Quando passamos a tratar a natureza como um recurso, uma mercadoria com preço e sem valor, e decidimos que a montanha, o rio, os animais e tudo que nos cerca é inferior aos seres humanos simplesmente por não falar a nossa língua, não demonstrar as emoções da mesma forma e não responder aos nossos ataques do mesmo jeito, nós nos divorciamos da base da vida, nós abdicamos de compreender  as complexas integrações e interações que ao longo de um tempo profundo nos permitiram evoluir como seres humanos. Nós secamos as nossas raízes e nos expomos voluntariamente à morte da civilização. É possível, aliás, é muito provável, que uma certa quantidade de indivíduos da espécie Sapiens consiga sobreviver ao colapso ambiental para o qual temos nos encaminhado de forma acelerada; a questão não é se, e quantos vão sobreviver. A questão é que a sobrevivência destes indivíduos lhes cobrará um preço tão alto em termos da capacidade de continuar sendo humano, que é mais provável que nós sejamos obrigados a reconhecer o fim da experiência civilizatória neste planeta. 

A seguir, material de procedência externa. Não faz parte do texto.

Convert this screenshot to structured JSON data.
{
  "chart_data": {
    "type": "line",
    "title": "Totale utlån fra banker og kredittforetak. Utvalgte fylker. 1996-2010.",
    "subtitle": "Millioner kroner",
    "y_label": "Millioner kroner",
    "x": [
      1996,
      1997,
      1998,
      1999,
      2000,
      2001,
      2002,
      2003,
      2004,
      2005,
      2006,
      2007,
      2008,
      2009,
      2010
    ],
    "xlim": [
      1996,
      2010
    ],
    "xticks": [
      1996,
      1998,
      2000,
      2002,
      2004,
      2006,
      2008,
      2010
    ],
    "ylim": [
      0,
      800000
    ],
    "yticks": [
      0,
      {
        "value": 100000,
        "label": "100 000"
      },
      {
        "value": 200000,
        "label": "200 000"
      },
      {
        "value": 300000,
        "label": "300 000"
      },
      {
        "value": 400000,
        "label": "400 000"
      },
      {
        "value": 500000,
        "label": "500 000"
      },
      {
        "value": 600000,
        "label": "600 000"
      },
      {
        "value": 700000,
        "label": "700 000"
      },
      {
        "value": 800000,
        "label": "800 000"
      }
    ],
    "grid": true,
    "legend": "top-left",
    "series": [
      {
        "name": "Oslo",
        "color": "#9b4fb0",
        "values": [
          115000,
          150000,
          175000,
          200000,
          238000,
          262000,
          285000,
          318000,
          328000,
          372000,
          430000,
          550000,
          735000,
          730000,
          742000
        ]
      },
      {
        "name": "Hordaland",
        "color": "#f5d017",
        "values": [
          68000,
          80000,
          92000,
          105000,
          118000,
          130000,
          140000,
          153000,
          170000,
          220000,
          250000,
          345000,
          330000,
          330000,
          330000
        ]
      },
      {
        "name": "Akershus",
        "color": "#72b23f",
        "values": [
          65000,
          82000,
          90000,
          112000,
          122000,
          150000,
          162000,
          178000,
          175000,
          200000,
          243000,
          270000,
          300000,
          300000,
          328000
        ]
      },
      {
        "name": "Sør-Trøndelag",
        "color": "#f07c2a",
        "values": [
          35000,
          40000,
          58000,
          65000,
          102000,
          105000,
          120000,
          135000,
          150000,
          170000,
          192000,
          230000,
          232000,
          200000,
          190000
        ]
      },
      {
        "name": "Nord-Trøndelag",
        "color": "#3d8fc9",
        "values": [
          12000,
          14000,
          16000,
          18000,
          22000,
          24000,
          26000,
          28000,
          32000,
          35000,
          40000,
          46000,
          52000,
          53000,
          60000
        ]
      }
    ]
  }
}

Ailton Krenak nos instiga a pensar de uma forma diversa, nos coloca no compromisso ético de reconhecer que existem múltiplas formas de viver e ser feliz, e que a receita de sucesso proposta pela cultura hegemônica, branca, machista, ocidental e urbana, é uma grande ilusão, que tem arrastado a todos para o desastre. “Essa chamada humanidade, na verdade, constitui um grupo seleto que exclui uma variedade de sub-humanidades, caiçaras, índios, quilombolas, aborígenes, que vivem agarradas à terra, aos seus lugares de origem, que são coletivos vinculados à sua memória ancestral e identidade. Esse grupo exclui também 70% das populações arrancadas do campo e das florestas, que estão nas favelas e periferias, alienadas do mínimo exercício do ser, sem referências que sustentam a sua identidade. São lançadas nesse liquidificador chamado humanidade”.

Em entrevistas recentes, o autor tem afirmado que esta pandemia mundial que estamos vivendo corresponde a um ataque à forma de vida insustentável que adotamos por livre escolha, e que precisamos urgentemente repensar o sentido da humanidade; por traduzirmos conforto e consumo  como sinônimos de liberdade, perdemos completamente a noção de que o preço a ser pago por todos pelo consumo de alguns é demasiadamente alto. A capacidade de consumo liquefez o conceito de cidadania; não há mais a garantia das condições mínimas de estar no mundo, do direito de sentir a fruição da existência simplesmente por termos nascido. O que há agora é um "passaporte" para a existência e a felicidade, mas que só pode ser adquirido mediante moeda, moeda essa que é ganha mediante a venda de nossa saúde física e mental. Vendemos a alegria na mesma banca onde esperamos comprar a felicidade, e essa é uma das maiores e insolúveis ilusões já inventadas pela humanidade. 

A leitura de "Ideias para adiar o fim do mundo" pode ser um belo começo para evitar o fim!